Looks like this pattern could benefit from a local_lock API helper that would do
the right thing? It probably couldn't optimize much the CONFIG_PREEMPT_RT case
which would need to be unlock/lock in any case, but CONFIG_DEBUG_LOCK_ALLOC
could perhaps just keep the IRQ's disabled and just note the change of what's
acquired?

> 3. For most kernel configurations, local_lock_t is empty and no storage is
>    required. By embedding the lock, the memory consumption on PREEMPT_RT
>    and CONFIG_DEBUG_LOCK_ALLOC is higher.
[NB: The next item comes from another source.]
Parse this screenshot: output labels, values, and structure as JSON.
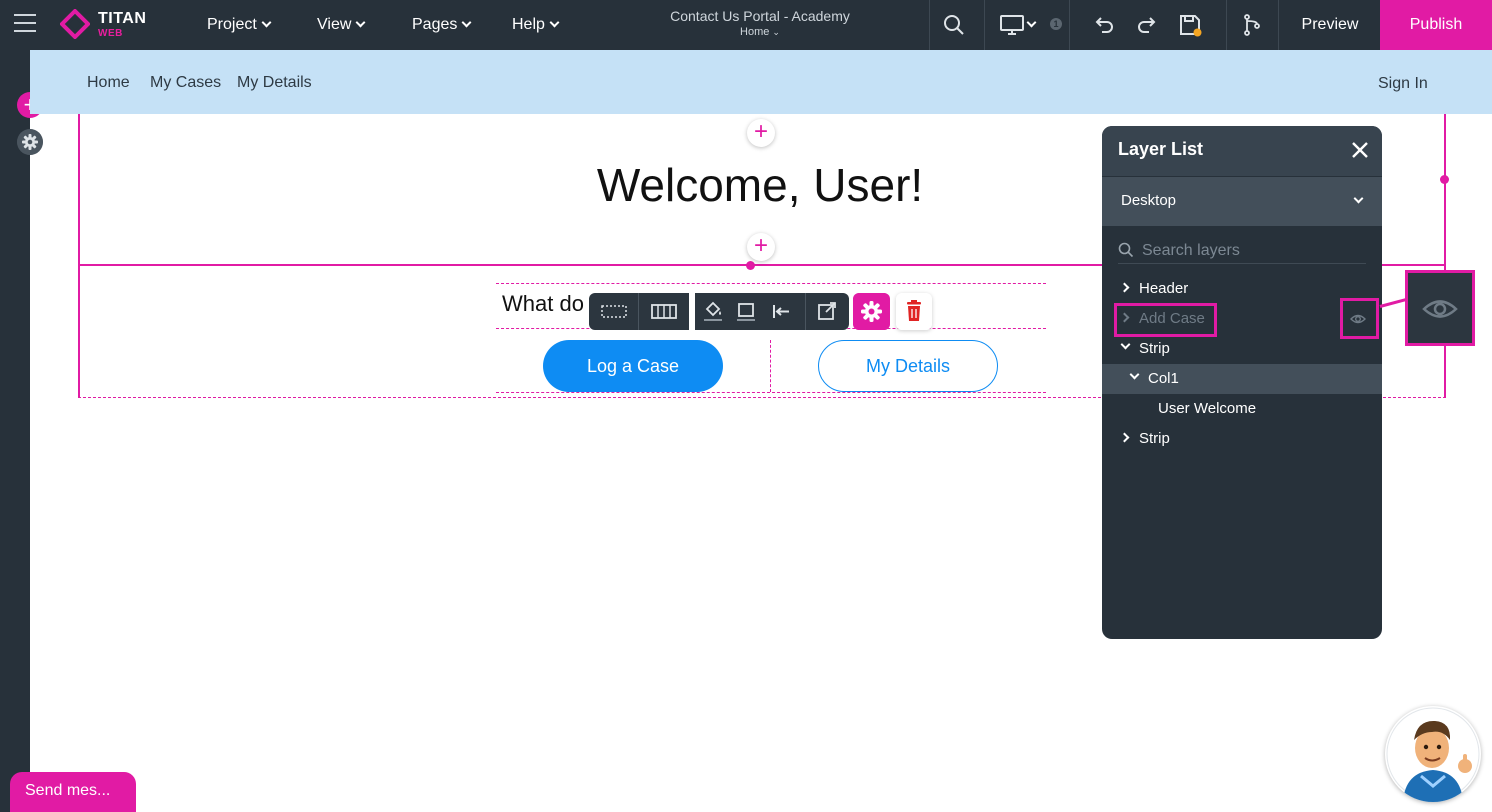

But I wonder, is there really a benefit to this increased complexity? Before the
patch we had "pagesets" - a local_lock that protects all zones' pcplists. Now
each zone's pcplists have own local_lock. On !PREEMPT_RT we will never take the
locks of multiple zones from the same CPU in parallel, because we use
local_lock_irqsave(). Can that parallelism happen on PREEMPT_RT, because that
could perhaps justify the change?

> Suggested-by: Peter Zijlstra <peterz@infradead.org>
> Signed-off-by: Mel Gorman <mgorman@techsingularity.net>
> ---
Mel Gorman April 15, 2021, 3:29 p.m. UTC | #4
On Thu, Apr 15, 2021 at 04:53:46PM +0200, Vlastimil Babka wrote:
> On 4/14/21 3:39 PM, Mel Gorman wrote:
> > struct per_cpu_pages is protected by the pagesets lock but it can be
> > embedded within struct per_cpu_pages at a minor cost. This is possible
> > because per-cpu lookups are based on offsets. Paraphrasing an explanation
> > from Peter Ziljstra
> > 
> >   The whole thing relies on:
> > 
> >     &per_cpu_ptr(msblk->stream, cpu)->lock == per_cpu_ptr(&msblk->stream->lock, cpu)
> > 
> >   Which is true because the lhs:
> > 
> >     (local_lock_t *)((zone->per_cpu_pages + per_cpu_offset(cpu)) + offsetof(struct per_cpu_pages, lock))
> > 
> >   and the rhs:
> > 
> >     (local_lock_t *)((zone->per_cpu_pages + offsetof(struct per_cpu_pages, lock)) + per_cpu_offset(cpu))
> > 
> >   are identical, because addition is associative.
> > 
> > More details are included in mmzone.h. This embedding is not completely
> > free for three reasons.
> > 
> > 1. As local_lock does not return a per-cpu structure, the PCP has to
> >    be looked up twice -- first to acquire the lock and again to get the
> >    PCP pointer.
> > 
> > 2. For PREEMPT_RT and CONFIG_DEBUG_LOCK_ALLOC, local_lock is potentially
> >    a spinlock or has lock-specific tracking. In both cases, it becomes
> >    necessary to release/acquire different locks when freeing a list of
> >    pages in free_unref_page_list.
> 
> Looks like this pattern could benefit from a local_lock API helper that would do
> the right thing? It probably couldn't optimize much the CONFIG_PREEMPT_RT case
> which would need to be unlock/lock in any case, but CONFIG_DEBUG_LOCK_ALLOC
> could perhaps just keep the IRQ's disabled and just note the change of what's
> acquired?
> 

A helper could potentially be used but right now, there is only one
call-site that needs this type of care so it may be overkill. A helper
was proposed that can lookup and lock a per-cpu structure which is
generally useful but does not suit the case where different locks need
to be acquired.

> > 3. For most kernel configurations, local_lock_t is empty and no storage is
> >    required. By embedding the lock, the memory consumption on PREEMPT_RT
> >    and CONFIG_DEBUG_LOCK_ALLOC is higher.
> 
> But I wonder, is there really a benefit to this increased complexity? Before the
> patch we had "pagesets" - a local_lock that protects all zones' pcplists. Now
> each zone's pcplists have own local_lock. On !PREEMPT_RT we will never take the
> locks of multiple zones from the same CPU in parallel, because we use
> local_lock_irqsave(). Can that parallelism happen on PREEMPT_RT, because that
> could perhaps justify the change?
> 

I don't think PREEMPT_RT gets additional parallelism because it's still
a per-cpu structure that is being protected. The difference is whether
we are protecting the CPU-N index for all per_cpu_pages or just one.
The patch exists because it was asked why the lock was not embedded within
the structure it's protecting. I initially thought that was unsafe and
I was wrong as explained in the changelog. But now that I find it *can*
be done but it's a bit ugly so I put it at the end of the series so it
can be dropped if necessary.